Democracy is the worst form of government, except for all the others

I’m reading an article about Kamala Harris in the October 21st New Yorker. This paragraph caught my eye:

“When Harris talks of the origins of her interest in government, she lingers on a moment from her time in Montreal: a friend from Westmount High, Wanda Kagan, was being physically and sexually abused at home, and Harris’s mother took her in. “A big part of the reason I wanted to be a prosecutor was to protect people like her,” Harris has said. In subtler ways, she was coming to see government as an arena where the powerful encounter the weak, bringing either aid or harm. She observed her mother—a small, watchful immigrant—grow nervous around people in uniform.”

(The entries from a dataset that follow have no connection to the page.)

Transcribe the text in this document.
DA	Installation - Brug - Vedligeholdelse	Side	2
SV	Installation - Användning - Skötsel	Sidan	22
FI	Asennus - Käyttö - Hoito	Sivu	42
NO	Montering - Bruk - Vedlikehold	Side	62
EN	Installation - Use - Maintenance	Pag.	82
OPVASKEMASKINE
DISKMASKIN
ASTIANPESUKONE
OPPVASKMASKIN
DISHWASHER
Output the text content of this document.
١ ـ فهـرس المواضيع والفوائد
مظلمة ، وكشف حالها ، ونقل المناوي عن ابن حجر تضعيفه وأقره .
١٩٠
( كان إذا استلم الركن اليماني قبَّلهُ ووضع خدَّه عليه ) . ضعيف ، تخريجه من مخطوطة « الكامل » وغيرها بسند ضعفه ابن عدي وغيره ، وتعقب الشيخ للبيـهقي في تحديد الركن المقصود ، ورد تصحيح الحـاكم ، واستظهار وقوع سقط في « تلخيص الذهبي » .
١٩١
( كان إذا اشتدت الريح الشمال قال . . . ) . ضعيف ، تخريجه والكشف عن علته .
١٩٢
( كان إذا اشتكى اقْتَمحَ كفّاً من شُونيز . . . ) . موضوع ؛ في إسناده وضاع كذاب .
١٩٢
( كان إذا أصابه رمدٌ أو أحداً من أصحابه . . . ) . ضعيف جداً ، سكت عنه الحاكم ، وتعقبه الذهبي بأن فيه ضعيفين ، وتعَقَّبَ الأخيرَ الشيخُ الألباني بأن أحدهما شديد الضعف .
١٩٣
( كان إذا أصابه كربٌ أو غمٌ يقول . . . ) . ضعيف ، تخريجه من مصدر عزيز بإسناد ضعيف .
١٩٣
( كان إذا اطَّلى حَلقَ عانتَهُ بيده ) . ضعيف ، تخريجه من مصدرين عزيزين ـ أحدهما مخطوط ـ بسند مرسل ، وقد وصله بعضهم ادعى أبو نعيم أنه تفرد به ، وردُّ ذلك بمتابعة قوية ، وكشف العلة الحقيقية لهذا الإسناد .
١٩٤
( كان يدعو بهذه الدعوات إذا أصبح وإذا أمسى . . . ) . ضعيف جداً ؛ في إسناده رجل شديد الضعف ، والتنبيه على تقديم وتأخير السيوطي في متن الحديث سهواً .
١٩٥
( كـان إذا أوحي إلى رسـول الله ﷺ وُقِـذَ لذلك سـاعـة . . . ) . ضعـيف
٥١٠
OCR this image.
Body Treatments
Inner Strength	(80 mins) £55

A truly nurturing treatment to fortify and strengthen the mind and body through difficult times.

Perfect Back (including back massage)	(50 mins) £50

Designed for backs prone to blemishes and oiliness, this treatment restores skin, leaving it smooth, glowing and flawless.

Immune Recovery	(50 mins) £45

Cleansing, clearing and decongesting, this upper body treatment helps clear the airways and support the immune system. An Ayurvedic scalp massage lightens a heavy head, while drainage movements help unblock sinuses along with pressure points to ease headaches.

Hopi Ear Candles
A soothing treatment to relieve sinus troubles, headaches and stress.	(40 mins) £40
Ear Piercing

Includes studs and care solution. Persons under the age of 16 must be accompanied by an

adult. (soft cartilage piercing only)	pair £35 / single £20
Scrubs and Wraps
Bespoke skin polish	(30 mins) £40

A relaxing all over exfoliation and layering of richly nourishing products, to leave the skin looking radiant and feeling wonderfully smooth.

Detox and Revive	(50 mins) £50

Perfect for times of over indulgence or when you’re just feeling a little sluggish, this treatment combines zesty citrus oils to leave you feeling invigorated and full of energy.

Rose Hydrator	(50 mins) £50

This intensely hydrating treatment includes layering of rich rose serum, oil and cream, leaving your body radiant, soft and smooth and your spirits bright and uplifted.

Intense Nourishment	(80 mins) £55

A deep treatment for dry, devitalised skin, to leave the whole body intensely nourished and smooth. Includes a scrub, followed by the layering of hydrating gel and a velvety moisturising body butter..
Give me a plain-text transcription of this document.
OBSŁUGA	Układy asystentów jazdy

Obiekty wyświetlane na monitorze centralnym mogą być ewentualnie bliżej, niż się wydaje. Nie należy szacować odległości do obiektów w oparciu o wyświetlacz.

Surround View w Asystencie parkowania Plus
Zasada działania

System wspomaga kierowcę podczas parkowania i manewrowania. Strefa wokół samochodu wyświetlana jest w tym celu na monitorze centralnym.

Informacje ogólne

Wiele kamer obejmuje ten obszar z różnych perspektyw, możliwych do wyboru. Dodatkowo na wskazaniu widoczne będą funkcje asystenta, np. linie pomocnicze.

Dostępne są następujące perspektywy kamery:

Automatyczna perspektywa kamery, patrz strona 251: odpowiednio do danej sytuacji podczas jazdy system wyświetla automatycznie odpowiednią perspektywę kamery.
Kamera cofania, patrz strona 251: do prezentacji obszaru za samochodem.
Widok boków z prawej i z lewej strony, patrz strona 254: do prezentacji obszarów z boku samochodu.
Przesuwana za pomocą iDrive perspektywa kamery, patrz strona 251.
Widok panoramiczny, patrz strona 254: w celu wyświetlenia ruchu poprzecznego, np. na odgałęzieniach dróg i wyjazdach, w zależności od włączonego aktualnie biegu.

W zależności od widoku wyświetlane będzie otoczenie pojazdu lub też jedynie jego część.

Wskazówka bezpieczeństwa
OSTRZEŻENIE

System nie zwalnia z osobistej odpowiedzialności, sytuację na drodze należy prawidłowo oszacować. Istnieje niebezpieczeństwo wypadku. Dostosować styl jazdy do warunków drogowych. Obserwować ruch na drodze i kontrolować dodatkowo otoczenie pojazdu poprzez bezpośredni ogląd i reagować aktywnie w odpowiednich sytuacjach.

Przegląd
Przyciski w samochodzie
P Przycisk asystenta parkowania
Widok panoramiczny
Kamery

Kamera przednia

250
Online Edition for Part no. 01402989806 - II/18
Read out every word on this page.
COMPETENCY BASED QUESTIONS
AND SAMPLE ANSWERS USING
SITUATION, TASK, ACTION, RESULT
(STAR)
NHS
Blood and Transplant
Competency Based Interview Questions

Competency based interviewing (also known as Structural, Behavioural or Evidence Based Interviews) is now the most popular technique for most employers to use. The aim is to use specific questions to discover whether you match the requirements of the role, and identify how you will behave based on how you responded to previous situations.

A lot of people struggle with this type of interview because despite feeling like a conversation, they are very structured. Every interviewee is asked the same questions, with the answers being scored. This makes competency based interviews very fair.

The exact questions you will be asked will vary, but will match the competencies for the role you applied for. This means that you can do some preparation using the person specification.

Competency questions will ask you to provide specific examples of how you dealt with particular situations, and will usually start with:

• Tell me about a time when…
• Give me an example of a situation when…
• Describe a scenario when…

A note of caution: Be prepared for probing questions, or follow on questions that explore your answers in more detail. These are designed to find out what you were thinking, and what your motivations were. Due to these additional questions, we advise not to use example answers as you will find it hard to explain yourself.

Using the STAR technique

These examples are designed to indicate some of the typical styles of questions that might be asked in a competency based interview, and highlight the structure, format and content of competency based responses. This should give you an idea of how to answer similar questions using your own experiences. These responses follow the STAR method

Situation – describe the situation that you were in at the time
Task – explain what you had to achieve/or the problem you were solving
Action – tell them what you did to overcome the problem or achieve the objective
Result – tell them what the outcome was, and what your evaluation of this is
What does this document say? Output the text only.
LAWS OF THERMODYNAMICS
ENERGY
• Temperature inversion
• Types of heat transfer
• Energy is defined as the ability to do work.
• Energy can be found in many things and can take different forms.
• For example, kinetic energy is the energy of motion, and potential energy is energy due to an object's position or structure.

In a democratically elected government, the collectivized power and resources of the state can overcome the power and resources of private wealth to act on behalf of the interests of the majority. Those include the economy and health care, not only protection from crime and civil rights. Government can also do great harm, as in blocking women from reproductive healthcare or the invasion and military occupation of other countries. Hence, the Churchill quote in the title of this post.

From what I can tell, Harris is interested in leading a government that stands up on behalf of the powerless and keeps the nanny state out of the personal lives of citizens. I am, too.

“My country, right or wrong; if right, to be kept right; and if wrong, to be set right.”